6. Reclaim Your Sexuality
Enjoy your new singledom by figuring out what exactly it is you want out of a sexual relationship. And you can even do by trying to actively seek out sensual experiences that are not necessarily sexual. Bring a like-minded friend or venture on your own to a burlesque show, a pole-dancing workout, or figure-drawing class at an artsy bar. If getting out there isn’t your thing, enjoy these pleasures by yourself by getting into some erotic literature or poetry (Anaïs Nin and E.E. Cummings are great writers to start with), and buying some velvet lingerie, which is absolutely essential for rolling around in bed, even if it's just by yourself.
7. Buy A Really Nice Vibrator
If there was ever an occasion to treat yourself to the $170 oral-sex-simulating LELO Ora 2, the time is nigh.
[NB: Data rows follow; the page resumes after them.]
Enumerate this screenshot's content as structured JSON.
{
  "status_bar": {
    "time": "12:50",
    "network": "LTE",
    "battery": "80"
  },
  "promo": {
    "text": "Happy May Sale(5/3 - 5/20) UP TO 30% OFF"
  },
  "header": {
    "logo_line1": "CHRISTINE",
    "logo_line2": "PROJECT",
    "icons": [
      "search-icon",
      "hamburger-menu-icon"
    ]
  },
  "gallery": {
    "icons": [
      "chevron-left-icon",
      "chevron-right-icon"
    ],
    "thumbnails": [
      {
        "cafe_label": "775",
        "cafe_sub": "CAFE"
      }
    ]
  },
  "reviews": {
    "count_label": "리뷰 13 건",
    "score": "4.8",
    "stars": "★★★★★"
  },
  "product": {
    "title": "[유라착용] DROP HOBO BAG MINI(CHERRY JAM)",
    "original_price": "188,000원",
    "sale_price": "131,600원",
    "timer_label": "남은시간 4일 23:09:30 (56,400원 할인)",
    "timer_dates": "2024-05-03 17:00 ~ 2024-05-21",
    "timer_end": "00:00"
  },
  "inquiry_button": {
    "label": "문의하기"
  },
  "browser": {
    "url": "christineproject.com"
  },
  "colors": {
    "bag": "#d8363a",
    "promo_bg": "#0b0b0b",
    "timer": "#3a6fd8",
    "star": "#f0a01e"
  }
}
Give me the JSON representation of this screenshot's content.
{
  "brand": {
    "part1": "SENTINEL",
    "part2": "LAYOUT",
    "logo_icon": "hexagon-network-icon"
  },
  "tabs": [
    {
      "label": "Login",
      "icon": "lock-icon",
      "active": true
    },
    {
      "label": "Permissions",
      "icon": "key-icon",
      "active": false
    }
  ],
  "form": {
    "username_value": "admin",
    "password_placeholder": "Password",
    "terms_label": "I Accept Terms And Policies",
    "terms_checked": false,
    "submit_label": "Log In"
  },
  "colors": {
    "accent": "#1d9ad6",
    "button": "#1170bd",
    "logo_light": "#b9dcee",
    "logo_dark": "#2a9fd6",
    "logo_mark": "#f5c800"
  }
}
Reap all of the mood-and-health boosting side effects of giving yourself an orgasm every day.
LELO Ora 2, $170, Amazon
8. Work With Your Hands
You’ve probably got a collection of unopened cookbooks sitting attractively on your shelf, or a few skeins of yarn that you’ve been tucking away for a rainy day. Projects are all around you, whether it’s installing a new ceiling fan, or learning to play the ukulele. On days that you’re feeling really down, keep your hands busy to keep your mind from going idle for too long.
9. Spill Your Guts
Ask for an hour of your friend’s time to just talk to them, without having a back-and-forth exchange about your breakup. Set the timer, and spill all of your worries and insecurities until you feel completely emptied out. If doing this doesn’t seem possible with anyone in your current friend group, see a therapist or social worker for a few sessions, so you can talk to someone who isn’t going to try to match you story-for-story with a scenario from their own life. And if doing that seems too intense for right now, then get yourself to your local bookstore, buy a brand new journal, and write it all out.